セイバン監督もハンターをリクルートしていたようなので、その過程で何が起きたのか実は知っているのかもしれませんが、当時から一貫して自分達は選手をお金で釣っていないと主張しているサンダース監督にとってはセイバン監督が公共の面前で自分達を批判したことは許せるはずがありません。

当のハンターはこんなツイートを残しています。

俺が100万ドル貰ったって?でもうちの母ちゃんは3つのベットルームしかない家で5人の子供を育ててるけど

つまり100万ドルあれば家族はもっといい生活ができている、つまり俺は貰っていないと主張しているわけですね。まあこれだけでは100万ドル貰っていない証拠にはなりませんが、これをリツイートしたのがサンダース監督。

俺だって100万ドルも貰ってないよ!草

(草、っていうの初めて使ってみました。使い方あってる?🤣)

もうここまで来ると誰が本当のことを喋ってるのかわからなくなります・・・。

ちなみにサンダース監督はセイバン監督と共にアメリカの保険会社「アフラック」のCMに出演しています。

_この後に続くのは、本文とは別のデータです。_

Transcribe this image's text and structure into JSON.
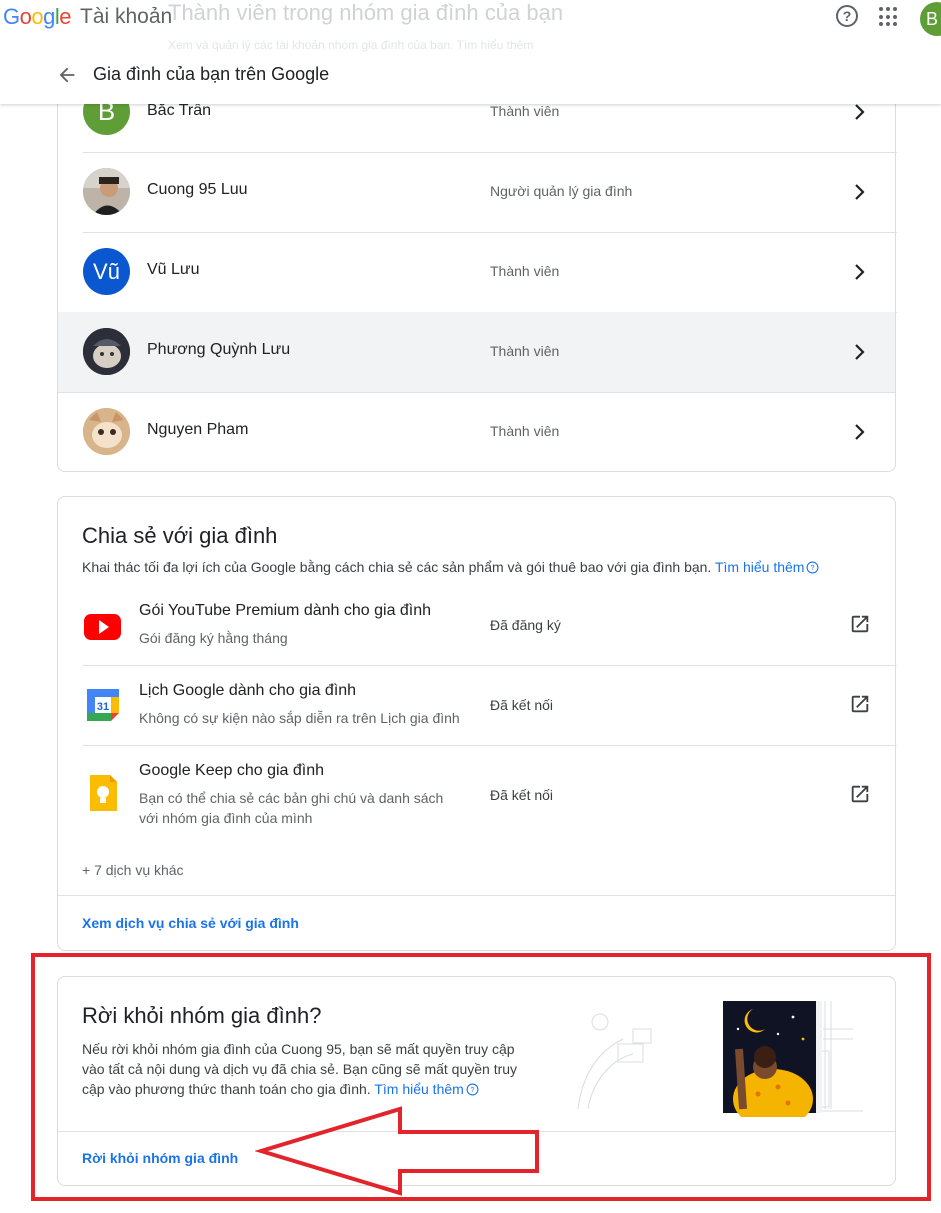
{
  "header": {
    "logo": "Google",
    "account_label": "Tài khoản",
    "faded_heading": "Thành viên trong nhóm gia đình của bạn",
    "faded_sub": "Xem và quản lý các tài khoản nhóm gia đình của bạn. Tìm hiểu thêm",
    "avatar_letter": "B",
    "page_title": "Gia đình của bạn trên Google"
  },
  "members": [
    {
      "name": "Bắc Trần",
      "role": "Thành viên",
      "avatar": "B",
      "avatar_color": "#5f9e36"
    },
    {
      "name": "Cuong 95 Luu",
      "role": "Người quản lý gia đình",
      "avatar": "photo"
    },
    {
      "name": "Vũ Lưu",
      "role": "Thành viên",
      "avatar": "Vũ",
      "avatar_color": "#0b57d0"
    },
    {
      "name": "Phương Quỳnh Lưu",
      "role": "Thành viên",
      "avatar": "photo"
    },
    {
      "name": "Nguyen Pham",
      "role": "Thành viên",
      "avatar": "photo"
    }
  ],
  "share": {
    "title": "Chia sẻ với gia đình",
    "desc": "Khai thác tối đa lợi ích của Google bằng cách chia sẻ các sản phẩm và gói thuê bao với gia đình bạn.",
    "learn_more": "Tìm hiểu thêm",
    "services": [
      {
        "name": "Gói YouTube Premium dành cho gia đình",
        "sub": "Gói đăng ký hằng tháng",
        "status": "Đã đăng ký",
        "icon": "youtube-icon"
      },
      {
        "name": "Lịch Google dành cho gia đình",
        "sub": "Không có sự kiện nào sắp diễn ra trên Lịch gia đình",
        "status": "Đã kết nối",
        "icon": "calendar-icon",
        "calendar_day": "31"
      },
      {
        "name": "Google Keep cho gia đình",
        "sub": "Bạn có thể chia sẻ các bản ghi chú và danh sách với nhóm gia đình của mình",
        "status": "Đã kết nối",
        "icon": "keep-icon"
      }
    ],
    "more": "+ 7 dịch vụ khác",
    "view_link": "Xem dịch vụ chia sẻ với gia đình"
  },
  "leave": {
    "title": "Rời khỏi nhóm gia đình?",
    "desc": "Nếu rời khỏi nhóm gia đình của Cuong 95, bạn sẽ mất quyền truy cập vào tất cả nội dung và dịch vụ đã chia sẻ. Bạn cũng sẽ mất quyền truy cập vào phương thức thanh toán cho gia đình.",
    "learn_more": "Tìm hiểu thêm",
    "action": "Rời khỏi nhóm gia đình"
  },
  "colors": {
    "accent": "#1a73e8",
    "annotation": "#e3242b"
  }
}
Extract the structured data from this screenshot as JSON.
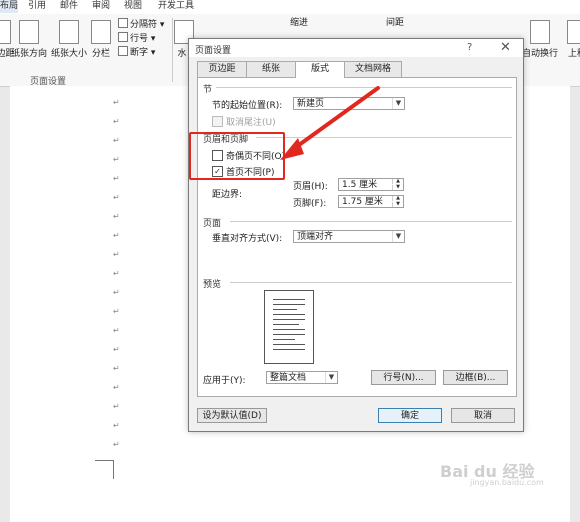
{
  "ribbon_tabs": [
    "布局",
    "引用",
    "邮件",
    "审阅",
    "视图",
    "开发工具"
  ],
  "ribbon": {
    "btn_margin_label": "页边距",
    "btn_orientation_label": "纸张方向",
    "btn_size_label": "纸张大小",
    "btn_columns_label": "分栏",
    "small_breaks": "分隔符",
    "small_line_numbers": "行号",
    "small_hyphenation": "断字",
    "btn_watermark": "水",
    "group_page_setup": "页面设置",
    "indent_label": "缩进",
    "spacing_label": "间距",
    "wrap_label": "自动换行",
    "up_label": "上移"
  },
  "dialog": {
    "title": "页面设置",
    "help": "?",
    "close": "✕",
    "tabs": [
      "页边距",
      "纸张",
      "版式",
      "文档网格"
    ],
    "active_tab": 2,
    "section_label": "节",
    "section_start_label": "节的起始位置(R):",
    "section_start_value": "新建页",
    "cancel_endnotes_label": "取消尾注(U)",
    "header_footer_label": "页眉和页脚",
    "odd_even_label": "奇偶页不同(O)",
    "odd_even_checked": false,
    "first_page_label": "首页不同(P)",
    "first_page_checked": true,
    "from_edge_label": "距边界:",
    "header_label": "页眉(H):",
    "header_value": "1.5 厘米",
    "footer_label": "页脚(F):",
    "footer_value": "1.75 厘米",
    "page_label": "页面",
    "valign_label": "垂直对齐方式(V):",
    "valign_value": "顶端对齐",
    "preview_label": "预览",
    "apply_label": "应用于(Y):",
    "apply_value": "整篇文档",
    "line_numbers_button": "行号(N)...",
    "borders_button": "边框(B)...",
    "set_default_button": "设为默认值(D)",
    "ok_button": "确定",
    "cancel_button": "取消"
  },
  "doc": {
    "para_mark": "↵"
  },
  "watermark": {
    "brand": "Bai du 经验",
    "url": "jingyan.baidu.com"
  },
  "colors": {
    "highlight": "#e0281e"
  }
}
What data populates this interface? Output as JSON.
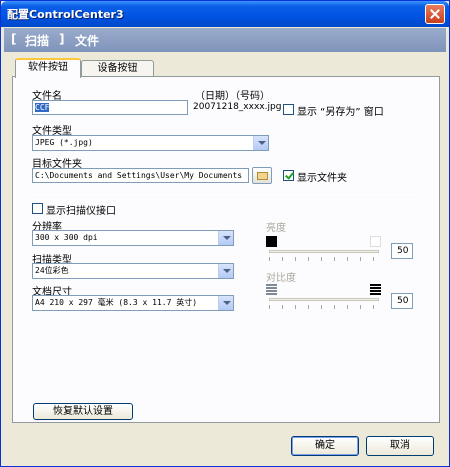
{
  "window": {
    "title": "配置ControlCenter3"
  },
  "banner": {
    "bracket_open": "[",
    "section": "扫描",
    "bracket_close": "]",
    "subsection": "文件"
  },
  "tabs": [
    {
      "label": "软件按钮",
      "active": true
    },
    {
      "label": "设备按钮",
      "active": false
    }
  ],
  "file": {
    "name_label": "文件名",
    "name_value": "CCF",
    "date_label": "（日期）（号码）",
    "date_value": "20071218_xxxx.jpg",
    "show_save_as_label": "显示 “另存为” 窗口",
    "show_save_as_checked": false,
    "type_label": "文件类型",
    "type_value": "JPEG (*.jpg)",
    "dest_label": "目标文件夹",
    "dest_value": "C:\\Documents and Settings\\User\\My Documents",
    "show_folder_label": "显示文件夹",
    "show_folder_checked": true
  },
  "scan": {
    "show_interface_label": "显示扫描仪接口",
    "show_interface_checked": false,
    "resolution_label": "分辨率",
    "resolution_value": "300 x 300 dpi",
    "scan_type_label": "扫描类型",
    "scan_type_value": "24位彩色",
    "doc_size_label": "文档尺寸",
    "doc_size_value": "A4 210 x 297 毫米 (8.3 x 11.7 英寸)",
    "brightness_label": "亮度",
    "brightness_value": "50",
    "contrast_label": "对比度",
    "contrast_value": "50",
    "sliders_enabled": false
  },
  "buttons": {
    "restore_defaults": "恢复默认设置",
    "ok": "确定",
    "cancel": "取消"
  },
  "colors": {
    "titlebar": "#0054e3",
    "banner": "#8598be",
    "window_bg": "#ece9d8",
    "panel_bg": "#fcfcfe",
    "selection": "#316ac5",
    "disabled_text": "#a9a89c"
  }
}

この騒動の後にこの2人はまた共演を果たすのでしょうか・・・。

ただサンダース監督は「(こんなことがあっても)セイバン監督のことは好きだ。でもこのことに関してはプライベートの場ではなく、公衆の場で話し合いを持つべきだ。だってこの話が公衆の場から始まったのだから、皆にその話を聞く権利がある。」と話しています。

フィッシャー監督との関係もそうですが、セイバン監督とサンダース監督の関係も気になるところです。